Come the arrival of a new year, I have found it fruitful to sit down and reflect on the year past, focus on the present and look forward to the year ahead. This year, however, I decided to delay a bit. Be it scheduling, busyness or lack of focus, I found a way to avoid sitting down to write my Year in Review and my Year Ahead. The real reason is still in an unknown void: perhaps I didn’t want to look back, was apprehensive about looking at the now and surely skeptical about looking at the future. I buckled down and did it, eventually, and found myself in one of the most fruitful times I have had with the Lord in quite some time.
For me, the past year has been a roller coaster. That analogy, while cliché, very accurately epitomizes how I have felt in all aspects of my life: school, family, friends and faith … all of it. Starting the year off, I dealt with a lot of internalized relational struggles, some that I still deal with to this day. As the months moved on, a friend of mine got very sick, there was a series of other pitfalls, yet all the while I found great comfort and solace in God and praised Him for His goodness.
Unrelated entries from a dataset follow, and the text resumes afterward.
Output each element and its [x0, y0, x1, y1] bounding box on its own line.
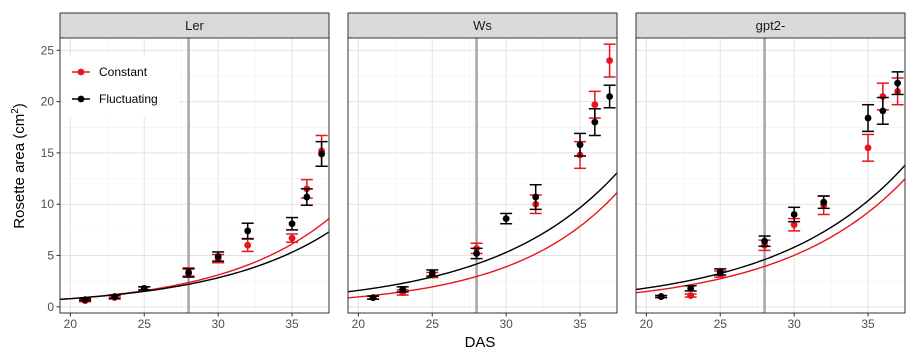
- data-point: [591, 101, 599, 109]
- panel-background: [348, 38, 617, 313]
- data-point: [790, 211, 798, 218]
- data-point: [657, 293, 665, 300]
- x-tick-label: 25: [426, 317, 440, 331]
- x-tick-label: 35: [861, 317, 875, 331]
- y-tick-label: 15: [41, 146, 55, 160]
- y-tick-label: 5: [47, 249, 54, 263]
- facet-label: Ler: [185, 18, 204, 33]
- y-axis-title: Rosette area (cm2): [10, 103, 28, 229]
- data-point: [303, 193, 311, 201]
- x-tick-label: 30: [499, 317, 513, 331]
- legend-label: Fluctuating: [99, 92, 158, 106]
- data-point: [790, 221, 798, 229]
- fit-curve-fluctuating: [60, 231, 329, 301]
- data-point: [576, 141, 584, 149]
- y-tick-label: 25: [41, 43, 55, 57]
- data-point: [591, 118, 599, 126]
- facet-strip: [635, 12, 906, 39]
- x-tick-label: 20: [352, 317, 366, 331]
- fit-curve-constant: [636, 178, 905, 294]
- x-tick-label: 30: [211, 317, 225, 331]
- data-point: [185, 269, 192, 277]
- data-point: [288, 234, 296, 242]
- panel-ws: Ws 20 25 30 35: [347, 12, 618, 331]
- x-tick-label: 30: [787, 317, 801, 331]
- data-point: [894, 79, 902, 87]
- data-point: [820, 198, 828, 206]
- facet-label: gpt2-: [756, 18, 786, 33]
- data-point: [214, 253, 222, 260]
- data-point: [716, 268, 724, 276]
- fit-curve-fluctuating: [348, 172, 617, 293]
- x-tick-label: 25: [138, 317, 152, 331]
- data-point: [532, 193, 540, 201]
- data-point: [606, 57, 614, 64]
- data-point: [244, 241, 252, 249]
- y-tick-label: 20: [41, 95, 55, 109]
- panel-border: [347, 37, 618, 314]
- data-point: [687, 284, 695, 292]
- data-point: [879, 107, 887, 115]
- fit-curve-constant: [348, 192, 617, 299]
- legend-key-point: [77, 95, 85, 103]
- data-point: [502, 215, 510, 222]
- series-fluctuating: [636, 71, 905, 300]
- y-tick-label: 10: [41, 197, 55, 211]
- data-point: [473, 250, 480, 257]
- panels-layer: Ler 20 25 30 35 Ws 20 25 30 35 gpt2- 20 25 30 35 0 5 10 15…: [41, 12, 906, 331]
- data-point: [606, 93, 614, 100]
- series-fluctuating: [348, 84, 617, 302]
- data-point: [864, 114, 872, 122]
- data-point: [318, 150, 326, 158]
- data-point: [369, 294, 377, 302]
- panel-border: [59, 37, 330, 314]
- panel-background: [636, 38, 905, 313]
- data-point: [288, 220, 296, 228]
- panel-border: [635, 37, 906, 314]
- data-point: [81, 296, 89, 304]
- data-point: [761, 237, 768, 245]
- facet-strip: [59, 12, 330, 39]
- legend-entry-fluctuating: Fluctuating: [72, 92, 158, 106]
- legend-background: [65, 55, 179, 117]
- legend-label: Constant: [99, 65, 148, 79]
- facet-label: Ws: [473, 18, 492, 33]
- data-point: [244, 227, 252, 235]
- y-tick-label: 0: [47, 300, 54, 314]
- legend: Constant Fluctuating: [65, 55, 179, 117]
- x-tick-label: 35: [573, 317, 587, 331]
- fit-curve-fluctuating: [636, 164, 905, 291]
- panel-gpt2: gpt2- 20 25 30 35: [635, 12, 906, 331]
- data-point: [864, 144, 872, 152]
- facet-strip: [347, 12, 618, 39]
- x-tick-label: 35: [285, 317, 299, 331]
- x-tick-label: 20: [64, 317, 78, 331]
- data-point: [399, 285, 407, 293]
- data-point: [111, 293, 119, 300]
- legend-key-point: [77, 68, 85, 76]
- x-axis-title: DAS: [465, 334, 496, 351]
- x-tick-label: 25: [714, 317, 728, 331]
- series-fluctuating: [60, 140, 329, 304]
- x-tick-label: 20: [640, 317, 654, 331]
- legend-entry-constant: Constant: [72, 65, 148, 79]
- data-point: [428, 269, 436, 277]
- data-point: [140, 284, 148, 292]
- data-point: [687, 292, 695, 299]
The summer rolled around, and friendships blossomed and life was great. Yet as it drew to a close, I could feel Satan attempting to pull me away from the God that I loved. I began to live for my flesh, and drove wedges in some of the most important relationships in my life.
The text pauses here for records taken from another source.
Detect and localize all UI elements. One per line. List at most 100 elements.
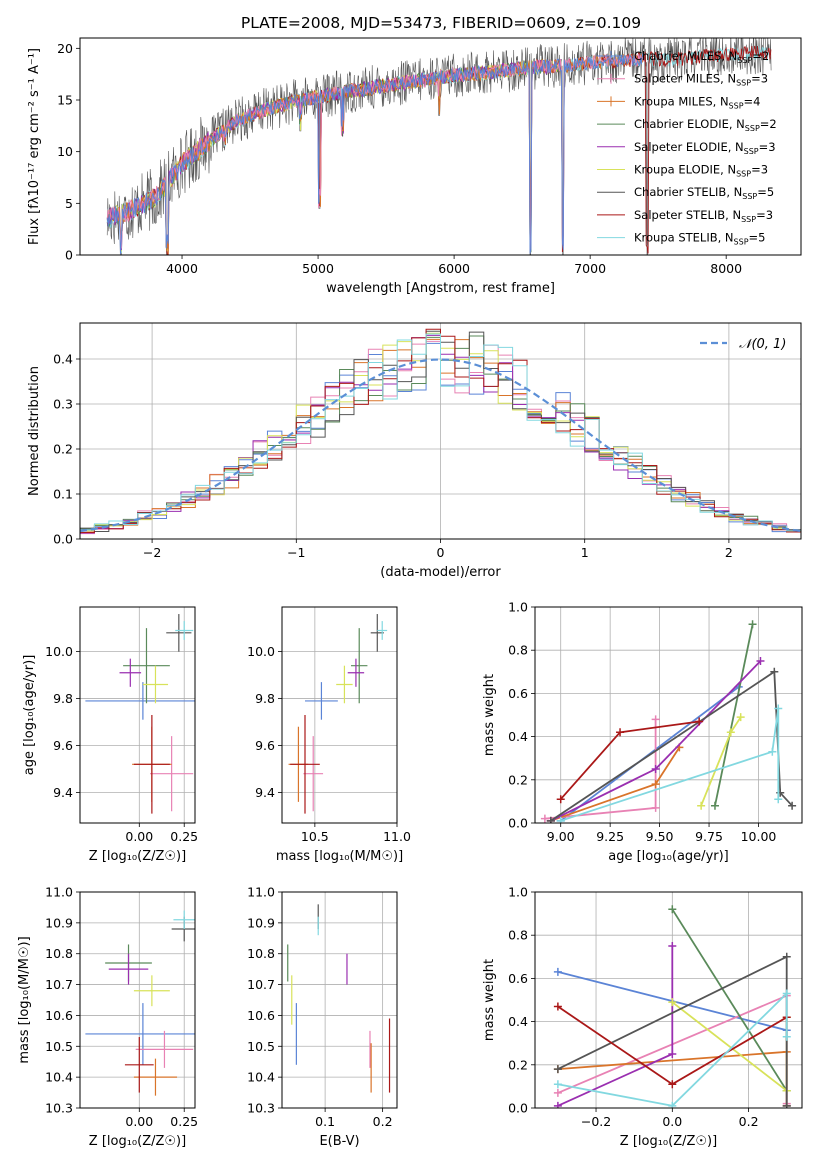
age-vs-metallicity-panel: 0.00 0.25 9.4 9.6 9.8 10.0 Z [log₁₀(Z/Z☉)] age …: [22, 606, 198, 864]
x-tick-label: 6000: [438, 261, 470, 276]
x-axis-label: age [log₁₀(age/yr)]: [608, 849, 729, 864]
y-tick-label: 0.3: [53, 397, 73, 412]
clipped-layer: [540, 620, 797, 823]
legend-label-count: =2: [760, 117, 777, 131]
plot-frame: [534, 891, 803, 1109]
marker-salpeter-stelib: [556, 795, 565, 804]
spectrum-line-salpeter-miles: [106, 53, 645, 249]
x-tick-label: 8000: [710, 261, 742, 276]
line-chabrier-elodie: [714, 624, 754, 806]
x-tick-label: 5000: [302, 261, 334, 276]
line-salpeter-elodie: [557, 946, 674, 1107]
marker-kroupa-elodie: [668, 998, 677, 1007]
x-tick-label: 0.2: [739, 1114, 759, 1129]
clipped-layer: [106, 38, 772, 255]
y-tick-label: 10.6: [247, 1008, 275, 1023]
legend-label-main: Kroupa ELODIE, N: [634, 163, 736, 177]
legend-label-main: Salpeter MILES, N: [634, 72, 736, 86]
y-tick-label: 10.5: [45, 1039, 73, 1054]
clipped-layer: [85, 614, 195, 814]
y-tick-label: 0.4: [508, 729, 528, 744]
y-tick-label: 0.4: [508, 1014, 528, 1029]
y-tick-label: 0.0: [508, 1101, 528, 1116]
marker-kroupa-elodie: [726, 728, 735, 737]
y-tick-label: 10.6: [45, 1008, 73, 1023]
y-tick-label: 0.0: [53, 532, 73, 547]
y-tick-label: 10.7: [247, 977, 275, 992]
y-tick-label: 1.0: [508, 600, 528, 615]
line-chabrier-stelib: [550, 670, 793, 822]
line-chabrier-elodie: [671, 908, 788, 1092]
legend-label-main: Kroupa MILES, N: [634, 94, 729, 108]
histogram-salpeter-stelib: [80, 328, 801, 533]
x-axis-label: E(B-V): [319, 1134, 359, 1149]
residuals-panel: −2 −1 0 1 2 0.0 0.1 0.2 0.3 0.4 (data-model)/error…: [27, 322, 802, 580]
y-tick-label: 0.8: [508, 643, 528, 658]
y-tick-label: 0.2: [53, 442, 73, 457]
legend-label-chabrier-miles: Chabrier MILES, NSSP=2: [634, 49, 769, 65]
legend-label-main: Salpeter ELODIE, N: [634, 140, 744, 154]
y-tick-label: 10.9: [247, 915, 275, 930]
legend-label-sub: SSP: [744, 147, 759, 156]
legend-label-main: Chabrier MILES, N: [634, 49, 737, 63]
y-axis-label: mass weight: [482, 959, 497, 1041]
marker-salpeter-elodie: [756, 657, 765, 665]
y-tick-label: 10.5: [247, 1039, 275, 1054]
massweight-vs-metallicity-panel: −0.2 0.0 0.2 0.0 0.2 0.4 0.6 0.8 1.0 Z [log₁₀(Z/Z…: [482, 885, 803, 1149]
y-tick-label: 1.0: [508, 885, 528, 900]
legend-label-sub: SSP: [737, 56, 752, 65]
legend-label-salpeter-stelib: Salpeter STELIB, NSSP=3: [634, 208, 773, 224]
legend-label-sub: SSP: [736, 79, 751, 88]
x-tick-label: 0.00: [125, 829, 153, 844]
x-axis-label: Z [log₁₀(Z/Z☉)]: [620, 1134, 717, 1149]
x-axis-label: Z [log₁₀(Z/Z☉)]: [89, 849, 186, 864]
spectrum-line-chabrier-miles: [106, 53, 645, 255]
y-tick-label: 20: [57, 41, 73, 56]
x-tick-label: 10.5: [301, 829, 329, 844]
marker-chabrier-stelib: [782, 1101, 791, 1108]
marker-chabrier-stelib: [553, 1065, 562, 1074]
y-tick-label: 0.6: [508, 686, 528, 701]
y-tick-label: 11.0: [45, 885, 73, 900]
x-tick-label: 9.00: [547, 829, 575, 844]
marker-kroupa-stelib: [782, 989, 791, 998]
x-tick-label: 7000: [574, 261, 606, 276]
marker-kroupa-miles: [651, 780, 660, 789]
x-tick-label: −1: [287, 545, 305, 560]
x-tick-label: 0.25: [170, 829, 198, 844]
marker-salpeter-elodie: [553, 1101, 562, 1108]
marker-salpeter-stelib: [668, 1080, 677, 1089]
legend-label-chabrier-stelib: Chabrier STELIB, NSSP=5: [634, 185, 774, 201]
y-axis-label: mass [log₁₀(M/M☉)]: [17, 936, 32, 1063]
legend-label-main: Salpeter STELIB, N: [634, 208, 741, 222]
marker-kroupa-elodie: [697, 801, 706, 810]
x-axis-label: mass [log₁₀(M/M☉)]: [276, 849, 403, 864]
y-tick-label: 10.8: [247, 946, 275, 961]
figure-title: PLATE=2008, MJD=53473, FIBERID=0609, z=0…: [241, 14, 641, 32]
y-tick-label: 10.9: [45, 915, 73, 930]
legend-label-chabrier-elodie: Chabrier ELODIE, NSSP=2: [634, 117, 777, 133]
legend-label-main: Chabrier STELIB, N: [634, 185, 742, 199]
y-tick-label: 10.7: [45, 977, 73, 992]
marker-chabrier-stelib: [546, 816, 555, 823]
x-tick-label: 0.1: [315, 1114, 335, 1129]
y-tick-label: 0.6: [508, 971, 528, 986]
mass-vs-metallicity-panel: 0.00 0.25 10.3 10.4 10.5 10.6 10.7 10.8 10.9 11.0…: [17, 885, 198, 1150]
marker-salpeter-stelib: [553, 1002, 562, 1011]
legend-label-main: Kroupa STELIB, N: [634, 231, 734, 245]
x-tick-label: −0.2: [581, 1114, 611, 1129]
y-tick-label: 15: [57, 93, 73, 108]
y-tick-label: 10.3: [45, 1101, 73, 1116]
marker-salpeter-elodie: [651, 765, 660, 773]
x-tick-label: 2: [725, 545, 733, 560]
legend-label-count: =5: [757, 185, 774, 199]
plot-frame: [79, 606, 196, 824]
spectrum-panel: 4000 5000 6000 7000 8000 0 5 10 15 20 wavelength […: [27, 37, 802, 296]
marker-chabrier-elodie: [668, 905, 677, 914]
mass-vs-ebv-panel: 0.1 0.2 10.3 10.4 10.5 10.6 10.7 10.8 10.9 11.0 E(…: [247, 885, 398, 1149]
y-tick-label: 11.0: [247, 885, 275, 900]
marker-salpeter-miles: [651, 715, 660, 724]
y-tick-label: 0.0: [508, 816, 528, 831]
marker-kroupa-stelib: [774, 795, 783, 804]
As school began, it drove me insane with frustration as things became really challenging for me. My brother left for college and my mom became really ill toward the end of September, resulting in eight days of hospitalization. Due to that, I was forced to fulfill some big responsibilities as my dad had to continue to work and I tried to juggle school, my little brother and daily visits to my mom. Her sickness continued and resulted in another fou- day hospitalization just recently. All the while, I’ve put God to the back burner and have only really called on Him out of frustration. Granted, I had great weeks and months with God all throughout 2013, but the past four months especially have been categorized by a lot of emptiness and regret as I lived for myself and not for Him.
So, I sat down in prayer and asked first for forgiveness for not living as an example of Jesus, for merely skating through the year and just waiting to catch a break. Pastor Josh spoke a few weeks ago and mentioned not erasing anything, and just learning from it, and that really resonated with me. I asked for realignment and began to pray about my word for 2014, and this is the one I came up with: live.
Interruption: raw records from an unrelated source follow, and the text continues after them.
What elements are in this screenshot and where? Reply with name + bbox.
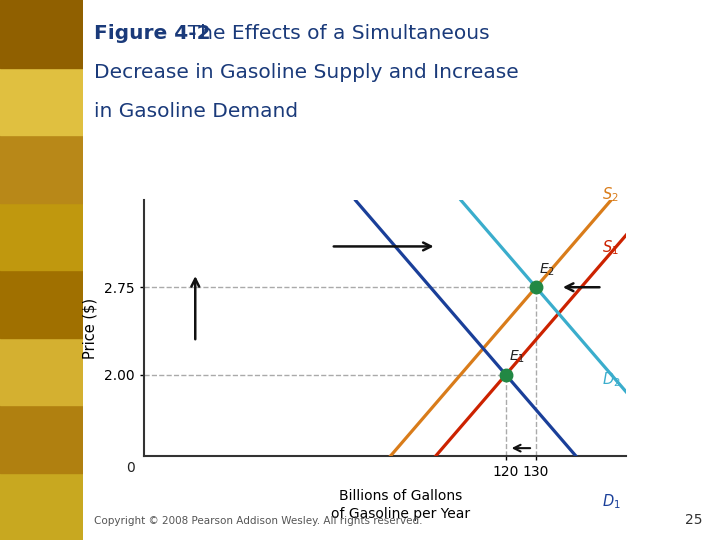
Bar [0, 68, 83, 135]
Bar [0, 135, 83, 202]
Text: 0: 0 [126, 461, 135, 475]
Bar [0, 405, 83, 472]
Bar [0, 472, 83, 540]
Text: Figure 4-2: Figure 4-2 [94, 24, 210, 43]
Text: 25: 25 [685, 512, 702, 526]
Bar [0, 0, 83, 68]
Text: $E_1$: $E_1$ [509, 349, 525, 366]
Bar [0, 202, 83, 270]
Text: Copyright © 2008 Pearson Addison Wesley. All rights reserved.: Copyright © 2008 Pearson Addison Wesley.… [94, 516, 422, 526]
Text: Billions of Gallons
of Gasoline per Year: Billions of Gallons of Gasoline per Year [330, 489, 470, 521]
Text: $E_2$: $E_2$ [539, 261, 555, 278]
Bar [0, 338, 83, 405]
Y-axis label: Price ($): Price ($) [82, 298, 97, 359]
Bar [0, 270, 83, 338]
Text: $D_1$: $D_1$ [603, 492, 621, 511]
Text: $S_1$: $S_1$ [603, 238, 619, 257]
Text: $S_2$: $S_2$ [603, 186, 619, 205]
Text: Decrease in Gasoline Supply and Increase: Decrease in Gasoline Supply and Increase [94, 63, 518, 82]
Text: The Effects of a Simultaneous: The Effects of a Simultaneous [175, 24, 490, 43]
Text: in Gasoline Demand: in Gasoline Demand [94, 102, 298, 121]
Text: $D_2$: $D_2$ [603, 370, 621, 389]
My life when living for Christ with all I can is categorized by joy and peace, all the fruits of the spirit. Yet when I live for myself, I often times feel as I have the past four months… empty.
John 10:10 states, “The thief comes only to steal and kill and destroy; I have come that they may have life, and have it to the full.”
I am not setting lengthy resolutions or unattainable goals this year. I simply wish to live in a matter that Jesus would be proud of; I wish to live and have life to the full, something no worldly thing could give me.